Future training of practitioners should begin early in the medical education process during medical school. Improved collaboration and coordination among the accrediting organizations will be needed. US can be learned and mastered if training is started early in medical school anatomy and physiology classes, and subsequently reinforced through simulation opportunities and standardized assessment such as objective structured clinical examinations (OSCEs).
Coordination between undergraduate medical education (UME) and graduate medical education (GME) will be needed. This could include a basic core competency such as vascular access for all medical students. As students separate into their eventual specialty fields during their clinical years, advanced competencies could be created to prepare them for using ultrasound in their future practice.
Venues of Use
The technological advances that have improved the performance of ultrasound machines have further allowed for the expansion of the applicable footprint of the device. As the technology increasingly miniaturizes, US utilization within and outside the hospital setting will expand. The World Health Organization projects that radiography and ultrasound, whether combined or separate, will satisfy two-thirds of all imaging needs in the developing world. And ultrasound in austere environments such as mountainous, jungle, or outer space settings, already a capability, could further increase its impact on health care beyond the hospital setting.

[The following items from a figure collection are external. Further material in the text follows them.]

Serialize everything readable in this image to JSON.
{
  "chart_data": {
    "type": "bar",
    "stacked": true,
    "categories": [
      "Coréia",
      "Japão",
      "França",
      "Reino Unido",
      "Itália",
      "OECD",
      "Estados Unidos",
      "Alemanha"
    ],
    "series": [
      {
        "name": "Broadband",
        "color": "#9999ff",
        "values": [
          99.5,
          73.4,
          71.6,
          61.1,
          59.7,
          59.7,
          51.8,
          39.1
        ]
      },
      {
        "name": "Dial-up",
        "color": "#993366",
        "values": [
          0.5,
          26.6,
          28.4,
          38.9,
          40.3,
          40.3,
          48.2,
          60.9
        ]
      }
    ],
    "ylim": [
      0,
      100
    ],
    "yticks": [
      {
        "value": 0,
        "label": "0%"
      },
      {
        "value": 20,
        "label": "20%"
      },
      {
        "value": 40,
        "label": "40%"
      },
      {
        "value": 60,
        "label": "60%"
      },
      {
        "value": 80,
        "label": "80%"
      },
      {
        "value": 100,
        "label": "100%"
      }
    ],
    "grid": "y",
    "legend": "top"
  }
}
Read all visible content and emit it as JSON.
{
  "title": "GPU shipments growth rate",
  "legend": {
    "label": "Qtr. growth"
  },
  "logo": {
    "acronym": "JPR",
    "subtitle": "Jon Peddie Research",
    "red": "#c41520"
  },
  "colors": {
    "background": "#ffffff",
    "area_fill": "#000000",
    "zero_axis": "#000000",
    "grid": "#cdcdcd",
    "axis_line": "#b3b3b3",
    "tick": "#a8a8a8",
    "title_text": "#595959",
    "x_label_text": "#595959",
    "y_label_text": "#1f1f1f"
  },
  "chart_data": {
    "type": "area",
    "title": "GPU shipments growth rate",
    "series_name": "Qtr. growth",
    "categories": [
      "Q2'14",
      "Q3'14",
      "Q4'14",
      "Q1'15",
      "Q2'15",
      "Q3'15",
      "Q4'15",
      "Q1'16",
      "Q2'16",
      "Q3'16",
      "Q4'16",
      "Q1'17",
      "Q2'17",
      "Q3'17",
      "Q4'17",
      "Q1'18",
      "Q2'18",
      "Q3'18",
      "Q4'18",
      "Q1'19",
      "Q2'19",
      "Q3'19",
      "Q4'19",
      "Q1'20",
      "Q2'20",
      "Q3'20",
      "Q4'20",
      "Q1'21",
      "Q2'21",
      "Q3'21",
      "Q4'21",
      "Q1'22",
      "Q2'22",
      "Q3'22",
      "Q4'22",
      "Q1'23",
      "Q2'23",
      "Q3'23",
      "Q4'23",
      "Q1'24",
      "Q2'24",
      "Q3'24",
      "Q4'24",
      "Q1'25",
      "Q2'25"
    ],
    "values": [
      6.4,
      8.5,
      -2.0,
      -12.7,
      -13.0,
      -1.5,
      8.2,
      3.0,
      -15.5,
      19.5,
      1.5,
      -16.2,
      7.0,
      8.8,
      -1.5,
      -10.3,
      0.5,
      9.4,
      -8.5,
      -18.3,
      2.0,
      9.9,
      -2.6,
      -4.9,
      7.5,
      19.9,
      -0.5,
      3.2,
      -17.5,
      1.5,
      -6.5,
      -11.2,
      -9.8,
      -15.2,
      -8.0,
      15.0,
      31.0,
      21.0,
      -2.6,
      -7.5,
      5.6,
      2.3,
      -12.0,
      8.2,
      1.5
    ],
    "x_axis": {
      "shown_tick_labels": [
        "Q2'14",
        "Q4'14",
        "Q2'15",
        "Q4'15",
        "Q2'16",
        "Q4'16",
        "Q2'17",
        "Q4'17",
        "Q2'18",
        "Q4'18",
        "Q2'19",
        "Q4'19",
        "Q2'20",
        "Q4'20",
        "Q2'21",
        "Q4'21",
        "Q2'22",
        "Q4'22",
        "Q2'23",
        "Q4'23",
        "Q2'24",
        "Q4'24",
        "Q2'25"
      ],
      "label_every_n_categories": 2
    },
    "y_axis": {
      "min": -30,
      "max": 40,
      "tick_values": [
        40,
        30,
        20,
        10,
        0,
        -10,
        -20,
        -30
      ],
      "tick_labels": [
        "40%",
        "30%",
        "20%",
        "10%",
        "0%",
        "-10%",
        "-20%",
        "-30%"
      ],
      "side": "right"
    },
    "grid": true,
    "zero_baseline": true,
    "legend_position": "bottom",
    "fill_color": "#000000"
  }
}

As the technology migrates to smartphones, smart devices, or even wearable technology, the impact of this safe modality to image the body could benefit many seeking health care, as well as answers to their clinical problems.
Administration
As more clinical specialties begin to incorporate ultrasound training into their residency and fellowships, ultrasound use will continue to grow. EM practitioners have become experienced in this relatively new concept of focused ultrasound at the bedside. Their experience in the documentation, saving images, billing and credentialing in ultrasound can help other specialties integrate ultrasound into their practice.

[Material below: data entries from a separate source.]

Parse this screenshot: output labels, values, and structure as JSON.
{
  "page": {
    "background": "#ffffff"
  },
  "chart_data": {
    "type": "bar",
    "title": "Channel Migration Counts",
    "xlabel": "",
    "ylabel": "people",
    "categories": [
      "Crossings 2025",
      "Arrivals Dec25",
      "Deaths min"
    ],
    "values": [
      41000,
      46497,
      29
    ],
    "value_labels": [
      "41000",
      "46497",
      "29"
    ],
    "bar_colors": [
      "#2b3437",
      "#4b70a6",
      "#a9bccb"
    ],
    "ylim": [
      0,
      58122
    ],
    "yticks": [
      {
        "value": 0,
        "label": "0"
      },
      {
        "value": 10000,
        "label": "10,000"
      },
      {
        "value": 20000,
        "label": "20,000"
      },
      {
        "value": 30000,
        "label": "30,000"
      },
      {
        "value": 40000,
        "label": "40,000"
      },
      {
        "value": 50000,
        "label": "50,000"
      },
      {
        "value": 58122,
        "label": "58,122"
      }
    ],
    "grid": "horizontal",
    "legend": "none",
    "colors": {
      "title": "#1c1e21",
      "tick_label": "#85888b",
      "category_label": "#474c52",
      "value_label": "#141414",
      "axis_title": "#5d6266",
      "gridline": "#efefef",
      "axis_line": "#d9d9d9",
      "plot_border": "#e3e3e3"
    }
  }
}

The rapid development of ultrasound does, however, set the stage for possible dangers in clinical practice. With the increased utility and accessibility of this technology, combined with the fact that it is a user-dependent technology, care must be taken to ensure appropriate training and quality assurance of practitioners. Indiscriminant use without oversight may lead to increased medical errors and unnecessary confirmatory testing due to false positives. This would increase the burden on the health care system and jeopardize optimal patient care.

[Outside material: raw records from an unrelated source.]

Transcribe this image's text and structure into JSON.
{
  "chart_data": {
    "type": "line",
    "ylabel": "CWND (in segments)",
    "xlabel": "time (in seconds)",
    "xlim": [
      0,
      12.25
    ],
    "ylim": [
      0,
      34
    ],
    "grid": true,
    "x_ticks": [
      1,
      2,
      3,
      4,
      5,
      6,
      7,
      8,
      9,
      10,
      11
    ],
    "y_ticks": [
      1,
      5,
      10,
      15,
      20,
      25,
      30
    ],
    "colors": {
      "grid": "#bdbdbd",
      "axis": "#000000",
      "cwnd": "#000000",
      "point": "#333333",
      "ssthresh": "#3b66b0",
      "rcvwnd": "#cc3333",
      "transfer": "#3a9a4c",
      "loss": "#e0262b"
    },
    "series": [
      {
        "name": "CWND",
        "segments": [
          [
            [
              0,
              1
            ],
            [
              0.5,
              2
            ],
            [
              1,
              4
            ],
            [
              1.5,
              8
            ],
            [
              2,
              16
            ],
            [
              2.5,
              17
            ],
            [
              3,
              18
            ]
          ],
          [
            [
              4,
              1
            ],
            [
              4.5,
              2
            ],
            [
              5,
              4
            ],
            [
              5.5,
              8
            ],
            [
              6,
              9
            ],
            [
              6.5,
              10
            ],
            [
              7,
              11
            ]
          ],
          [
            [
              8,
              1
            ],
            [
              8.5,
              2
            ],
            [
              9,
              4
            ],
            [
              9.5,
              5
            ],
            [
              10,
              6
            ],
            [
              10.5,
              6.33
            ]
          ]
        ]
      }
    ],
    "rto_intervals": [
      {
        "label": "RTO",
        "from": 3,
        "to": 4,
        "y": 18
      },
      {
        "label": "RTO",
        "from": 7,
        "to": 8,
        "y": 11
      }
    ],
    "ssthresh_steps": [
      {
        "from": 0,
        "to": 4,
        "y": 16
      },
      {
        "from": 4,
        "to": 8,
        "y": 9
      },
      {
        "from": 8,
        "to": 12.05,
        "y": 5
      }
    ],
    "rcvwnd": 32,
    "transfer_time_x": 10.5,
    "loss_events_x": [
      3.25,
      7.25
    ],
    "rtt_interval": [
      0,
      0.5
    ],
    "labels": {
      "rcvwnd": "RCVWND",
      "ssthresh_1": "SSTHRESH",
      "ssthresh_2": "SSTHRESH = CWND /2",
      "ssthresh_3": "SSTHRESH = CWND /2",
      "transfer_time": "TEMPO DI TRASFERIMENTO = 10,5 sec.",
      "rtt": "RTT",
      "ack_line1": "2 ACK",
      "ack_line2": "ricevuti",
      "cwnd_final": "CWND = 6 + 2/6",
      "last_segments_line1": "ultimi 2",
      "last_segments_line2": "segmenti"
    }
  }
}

Continued evaluations of focused ultrasound algorithms to optimize care and confirm patient-centered performance will also be necessary. Rigorous research studies to evaluate outcome measures of focused ultrasound, with emphasis on the comparison of its performance to the current standard of care both in clinical accuracy and cost effectiveness, will be integral to the development of valid algorithms.
Conclusions
The future of clinical ultrasound is bright as the devices continue to improve their capabilities and resolution. Future use of ultrasound in the clinical setting may be enhanced as diagnostic algorithms evolve to account for the high cost of care and the inefficiency that characterizes the current health care system. The full integration of ultrasound into the medical education paradigm is still years away, yet the rise in ultrasound usage, begun by emergency medicine practitioners advocating and codifying the concept of focused clinician-performed ultrasound, will likely dominate 21st century medicine.